In vitro evaluation of the effects of intraluminal thrombus on abdominal aortic aneurysm wall dynamics.

The optimum time to treat abdominal aortic aneurysms (AAAs) still remains an uncertain issue. The decision to intervene does not take in account the effects that wall curvature, intraluminal thrombus (ILT) properties and thickness have on rupture. The role of ILT in aneurysm dynamics and rupture has been controversial. In vitro testing of four silicone AAA models incorporating the ILT and aortic bifurcation was studied under physiological conditions. Pressures (P) and diameters (D) were analysed for models with and without ILT at different locations. The diametral strain, compliance and P/D curves were influenced by the presence, elastic stiffness and thickness of the ILT. In this case, the inclusion of ILT reduced the lumen area by 77% that resulted in a 0.5-81% reduction in compliance depending on ILT properties. With an increase in ILT stiffness from 0.05 to 0.2 MPa, the compliance was reduced by 81%. In the region of maximum diameter, there was a reduction of diametral strain and compliance except for the softer ILT which was more compliant throughout the proximal region. The shifting of the maximum diametral strain and compliance to the proximal neck was pronounced by an increase in ILT stiffness, thus creating a possible rupture site.

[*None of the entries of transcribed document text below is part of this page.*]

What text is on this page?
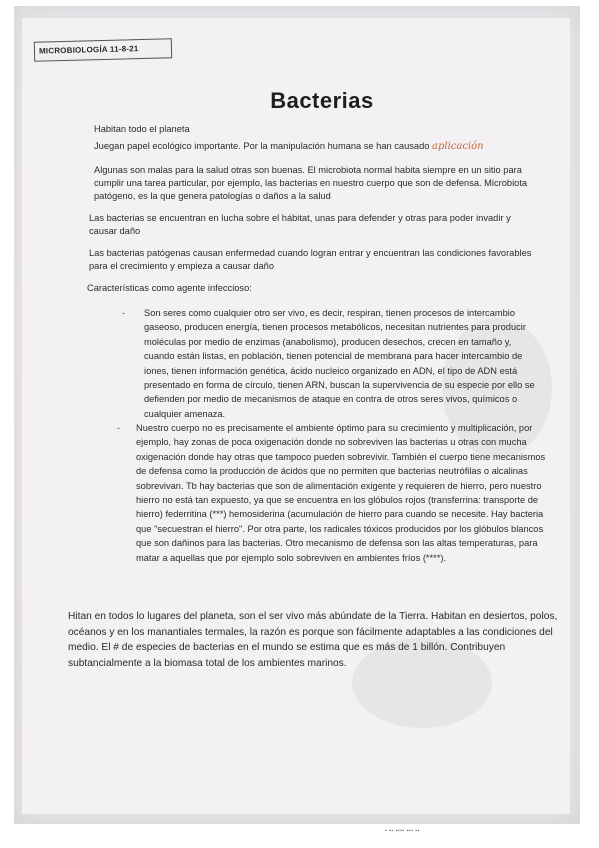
MICROBIOLOGÍA 11-8-21
Bacterias
Habitan todo el planeta
Juegan papel ecológico importante. Por la manipulación humana se han causado aplicación
Algunas son malas para la salud otras son buenas. El microbiota normal habita siempre en un sitio para cumplir una tarea particular, por ejemplo, las bacterias en nuestro cuerpo que son de defensa. Microbiota patógeno, es la que genera patologías o daños a la salud
Las bacterias se encuentran en lucha sobre el hábitat, unas para defender y otras para poder invadir y causar daño
Las bacterias patógenas causan enfermedad cuando logran entrar y encuentran las condiciones favorables para el crecimiento y empieza a causar daño
Características como agente infeccioso:
- Son seres como cualquier otro ser vivo, es decir, respiran, tienen procesos de intercambio gaseoso, producen energía, tienen procesos metabólicos, necesitan nutrientes para producir moléculas por medio de enzimas (anabolismo), producen desechos, crecen en tamaño y, cuando están listas, en población, tienen potencial de membrana para hacer intercambio de iones, tienen información genética, ácido nucleico organizado en ADN, el tipo de ADN está presentado en forma de círculo, tienen ARN, buscan la supervivencia de su especie por ello se defienden por medio de mecanismos de ataque en contra de otros seres vivos, químicos o cualquier amenaza.
- Nuestro cuerpo no es precisamente el ambiente óptimo para su crecimiento y multiplicación, por ejemplo, hay zonas de poca oxigenación donde no sobreviven las bacterias u otras con mucha oxigenación donde hay otras que tampoco pueden sobrevivir. También el cuerpo tiene mecanismos de defensa como la producción de ácidos que no permiten que bacterias neutrófilas o alcalinas sobrevivan. Tb hay bacterias que son de alimentación exigente y requieren de hierro, pero nuestro hierro no está tan expuesto, ya que se encuentra en los glóbulos rojos (transferrina: transporte de hierro) federritina (***) hemosiderina (acumulación de hierro para cuando se necesite. Hay bacteria que "secuestran el hierro". Por otra parte, los radicales tóxicos producidos por los glóbulos blancos que son dañinos para las bacterias. Otro mecanismo de defensa son las altas temperaturas, para matar a aquellas que por ejemplo solo sobreviven en ambientes fríos (****).
Hitan en todos lo lugares del planeta, son el ser vivo más abúndate de la Tierra. Habitan en desiertos, polos, océanos y en los manantiales termales, la razón es porque son fácilmente adaptables a las condiciones del medio. El # de especies de bacterias en el mundo se estima que es más de 1 billón. Contribuyen subtancialmente a la biomasa total de los ambientes marinos.
▪ ▪▪ ▪▪▪▪ ▪▪▪ ▪▪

Effects of flat, parabolic and realistic steady flow inlet profiles on idealised and realistic stent graft fits through Abdominal Aortic Aneurysms (AAA).

Computational fluid dynamics modelling of bifurcated stent grafts positioned across Abdominal Aortic Aneursysms (AAAs) is influenced significantly by the boundary conditions and geometry. To assess these influencing factors, simulations using three different steady inlet profiles and two geometries were run. The steady velocity inlet profiles (flat, parabolic and realistic) were used as input boundary conditions with a constant pressure outlet for each model. The geometry of an out-of-plane realistic stent graft model, fitted to the internal geometry of an AAA (a realistic geometry generated from CT scans) was compared to an idealised geometry of an in-plane model. It was found that the realistic boundary condition when applied to the idealised model had a 5% difference in outlet flow rates when compared to flat and parabolic inlet profiles, while the realistic models had an 11-16% difference. The blood flowed in a parallel streamlined fashion for all the idealised models with slight recirculation for the realistic boundary condition. All realistic models had significant recirculation and flowed in a left-handed helix motion in the proximal end and left leg and in a right-handed helix motion in the right leg. The drag force was unidirectional in the idealised models, while it was found to act in all three directions for the realistic models with a 26% increase over the idealised models. It was concluded that geometry has the greatest influence on the outlet flow rates, flow patterns and drag forces. Input boundary condition cause variations in the skewness and recirculation of the flow throughout the models.